Didorong keinginan kuat untuk
menyambungkan sanad keilmuan pesantren, saya dan istri berkomitmen memondokkan
Caraka Shankara di Pondok Pesantren Hidayatul Quran itu. Dulu selama mondok di
Tambakberas, saya juga mendapat bimbingan intensif ilmu-ilmu kepesantrenan dari
beliau pengasuh pondok pesantren ini. Oleh karena itu wajar jika saya menyambungkan
sanad keilmuan kepesantrenan kepada anak pertama saya itu dari guru saya itu.
Sayangnya, baru dua setengah
tahun mondok, Caraka Shankara minta boyong karena lebih tertarik menekuni
Pencak Silat Nahdlatul Ulama (PSNU) Pagar Nusa.
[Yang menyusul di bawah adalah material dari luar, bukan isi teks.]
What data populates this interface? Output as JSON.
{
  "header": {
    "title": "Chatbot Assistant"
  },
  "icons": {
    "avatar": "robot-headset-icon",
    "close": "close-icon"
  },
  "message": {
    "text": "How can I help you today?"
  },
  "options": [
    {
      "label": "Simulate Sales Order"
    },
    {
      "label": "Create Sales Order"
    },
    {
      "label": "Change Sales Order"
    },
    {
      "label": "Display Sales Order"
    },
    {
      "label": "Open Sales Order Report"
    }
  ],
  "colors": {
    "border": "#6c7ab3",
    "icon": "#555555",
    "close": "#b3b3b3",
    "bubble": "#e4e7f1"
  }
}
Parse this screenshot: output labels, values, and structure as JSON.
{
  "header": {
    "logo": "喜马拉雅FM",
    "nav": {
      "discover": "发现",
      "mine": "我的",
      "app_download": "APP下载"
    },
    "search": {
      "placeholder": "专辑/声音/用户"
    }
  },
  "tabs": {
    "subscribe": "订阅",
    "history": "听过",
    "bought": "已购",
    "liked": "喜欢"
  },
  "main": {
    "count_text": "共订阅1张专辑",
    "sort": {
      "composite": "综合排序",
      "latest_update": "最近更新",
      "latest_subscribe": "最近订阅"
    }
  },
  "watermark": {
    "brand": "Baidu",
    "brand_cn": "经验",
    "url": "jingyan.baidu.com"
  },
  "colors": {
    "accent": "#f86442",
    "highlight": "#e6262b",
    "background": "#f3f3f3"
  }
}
Sebagai orang tuanya, terus
terang kami kecewa. Namun, kami harus tetap mengapresiasi keputusannya itu.
Dalam kekecewaan itu, kami tetap berhusnudhan, “jangan-jangan pilihan anak kami
ini menurun dari pilihan anak pertama Pakde Bu yang boyong dari pondok karena
tidak kerasan dan lebih menyukai beladiri dan kanuragan.”
Saya sering berpesan kepada
anak pertama saya ini bahwa PSNU Pagar Nusa adalah warisan para kyai Nahdlatul
Ulama. Ini bukan Pencak Silat biasa. Selain sebagai badan otonom NU, pencak
silat ini adalah bagian khazanah budaya santri. “Oleh karena itu, jangan
melepas diri dari sanad para kyai itu. Berakhlaklah dengan akhlak santri. Berziarahlah
ke makam-makam beliau untuk mendoakan dan menyambungkan sanad keilmuanmu.”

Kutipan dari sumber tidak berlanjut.